New Zealand Inland Revenue Department of (IRD) made the announcement via a report released on February 24. The report majorly covered modifications to the tax invoice requirements as well as bypassing cryptocurrencies from certain GST requirements.
The document further confirmed that New Zealand is becoming a crypto hub and it is only fitting that favorable regulations are put in place.
For now, the country is looking to attract more cryptocurrency stakeholders and investors. While ensuring that regulations do not become drawbacks to the growth and development of New Zealand’s crypto space.
According to the report, financial services or money are classified under “exempt supplies” in New Zealand law. This means that they are not subject to GST regulations. For now, GST regulations have been shown to favor some types of cryptocurrencies over others. Subsequently resulting in irregularities in the crypto sphere.

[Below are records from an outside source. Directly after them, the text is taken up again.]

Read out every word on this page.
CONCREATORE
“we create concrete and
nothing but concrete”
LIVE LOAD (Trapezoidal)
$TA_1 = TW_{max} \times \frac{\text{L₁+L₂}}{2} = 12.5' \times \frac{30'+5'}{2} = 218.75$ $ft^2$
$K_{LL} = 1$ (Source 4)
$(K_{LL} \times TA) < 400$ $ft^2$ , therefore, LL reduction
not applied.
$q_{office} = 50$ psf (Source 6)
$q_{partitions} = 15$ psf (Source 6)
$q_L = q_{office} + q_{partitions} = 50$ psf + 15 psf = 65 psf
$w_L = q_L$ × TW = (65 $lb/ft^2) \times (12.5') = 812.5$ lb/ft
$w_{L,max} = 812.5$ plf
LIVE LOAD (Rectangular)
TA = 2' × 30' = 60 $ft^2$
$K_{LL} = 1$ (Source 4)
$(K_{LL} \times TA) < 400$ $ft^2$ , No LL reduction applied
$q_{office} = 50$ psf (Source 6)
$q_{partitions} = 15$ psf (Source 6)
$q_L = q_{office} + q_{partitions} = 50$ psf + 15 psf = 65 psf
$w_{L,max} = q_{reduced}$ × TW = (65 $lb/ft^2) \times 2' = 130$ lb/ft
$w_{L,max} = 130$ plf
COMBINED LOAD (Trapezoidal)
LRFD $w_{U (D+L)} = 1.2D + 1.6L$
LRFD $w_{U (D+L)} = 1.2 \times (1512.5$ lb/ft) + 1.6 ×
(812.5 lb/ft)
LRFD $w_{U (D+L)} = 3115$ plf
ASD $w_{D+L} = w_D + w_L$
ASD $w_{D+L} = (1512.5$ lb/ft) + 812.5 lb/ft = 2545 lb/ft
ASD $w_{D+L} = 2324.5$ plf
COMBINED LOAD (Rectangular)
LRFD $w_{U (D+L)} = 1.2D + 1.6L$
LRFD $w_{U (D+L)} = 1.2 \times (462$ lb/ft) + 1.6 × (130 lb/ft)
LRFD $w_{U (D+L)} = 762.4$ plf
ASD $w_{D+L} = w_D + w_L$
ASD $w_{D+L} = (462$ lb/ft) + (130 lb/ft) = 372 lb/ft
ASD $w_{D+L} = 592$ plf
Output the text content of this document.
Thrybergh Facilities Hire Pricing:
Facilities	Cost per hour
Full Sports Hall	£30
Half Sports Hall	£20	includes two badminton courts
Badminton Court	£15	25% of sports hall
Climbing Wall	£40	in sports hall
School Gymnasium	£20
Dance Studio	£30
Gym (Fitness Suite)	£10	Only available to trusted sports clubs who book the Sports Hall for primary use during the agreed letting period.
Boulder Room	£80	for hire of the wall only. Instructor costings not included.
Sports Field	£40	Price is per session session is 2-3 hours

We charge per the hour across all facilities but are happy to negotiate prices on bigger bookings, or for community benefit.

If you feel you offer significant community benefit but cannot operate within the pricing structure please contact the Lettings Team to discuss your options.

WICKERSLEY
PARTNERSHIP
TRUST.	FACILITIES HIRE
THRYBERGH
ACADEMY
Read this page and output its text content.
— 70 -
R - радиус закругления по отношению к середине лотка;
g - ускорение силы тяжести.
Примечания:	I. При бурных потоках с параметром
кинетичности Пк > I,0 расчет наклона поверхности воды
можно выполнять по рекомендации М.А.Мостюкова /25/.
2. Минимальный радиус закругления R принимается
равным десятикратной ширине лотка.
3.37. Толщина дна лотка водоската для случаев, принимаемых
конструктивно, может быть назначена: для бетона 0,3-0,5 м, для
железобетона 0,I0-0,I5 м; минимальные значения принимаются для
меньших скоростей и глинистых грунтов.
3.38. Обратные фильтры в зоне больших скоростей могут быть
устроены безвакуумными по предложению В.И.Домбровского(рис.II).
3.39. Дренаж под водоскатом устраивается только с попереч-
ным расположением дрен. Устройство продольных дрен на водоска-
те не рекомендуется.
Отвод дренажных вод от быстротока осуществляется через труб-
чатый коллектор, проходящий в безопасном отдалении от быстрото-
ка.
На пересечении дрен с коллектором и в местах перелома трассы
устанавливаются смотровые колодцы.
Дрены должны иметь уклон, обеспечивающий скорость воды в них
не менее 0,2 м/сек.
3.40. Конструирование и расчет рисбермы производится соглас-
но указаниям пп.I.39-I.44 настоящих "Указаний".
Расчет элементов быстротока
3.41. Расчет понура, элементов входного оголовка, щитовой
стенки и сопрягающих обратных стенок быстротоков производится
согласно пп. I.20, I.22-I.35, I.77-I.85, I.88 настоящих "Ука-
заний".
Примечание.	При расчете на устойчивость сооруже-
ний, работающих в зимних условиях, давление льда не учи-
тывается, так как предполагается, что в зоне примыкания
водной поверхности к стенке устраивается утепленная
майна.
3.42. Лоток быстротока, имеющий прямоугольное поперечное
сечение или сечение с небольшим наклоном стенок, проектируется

The report reads: “GST may be imposed on certain types of crypto-assets, but not others – depending on their particular purpose and design.” Further adding that “GST treatment is unintentionally favoring certain types of crypto-assets over others and likely resulting in a distortion in the crypto-asset marketplace.”
In essence, New Zealand is looking to exclude crypto not only from GST regulatory requirements but from income tax too. However certain digital assets services like mining amongst other crypto exchange services will still obey income tax regulations. And would also still adhere to GST regulations.
GST will still be placed on all goods and services purchased with cryptocurrencies. This recently proposed regulation will allegedly only apply to the supply of digital currencies.
Currently, New Zealand regulations see cryptocurrencies as property, and all crypto transactions are expected to pay 15 percent GST first. Before also paying income tax, thereby resulting in the issue of double taxation on crypto transactions.
New Zealand IRD has referred to the situation as unfavorable hence the need for revamping of current regulations.
The review of current regulations is simply to ensure that crypto enjoys similar treatment as other investment products. Especially those that can be easily substituted for crypto. Providing a simple and clear-cut taxation procedure that will further encourage the growth of the crypto industry.
For now, the agency is asking the public to send in feedback with regards to the proposed regulations.
Crypto, not money – Naomi Ferguson
The crypto space has over time attracted a lot of attention from regulators worldwide. With several of them proposing stringent regulations in a bid to stifle the growth of the digital assets space. New Zealand, on the other hand, is reviewing its regulations to ensure the crypto industry has a favorable regulatory environment. However, Naomi Ferguson, IRD Commissioner, has disclosed that irrespective of reviewing its crypto regulations. The country still does not recognize digital assets as a form of money.
She said in the report that, “crypto-assets are property. Crypto-assets are not ‘money’ as commonly understood (at least not at the present time).” As they are not issued by any government or seen as a legal tender anywhere in the world.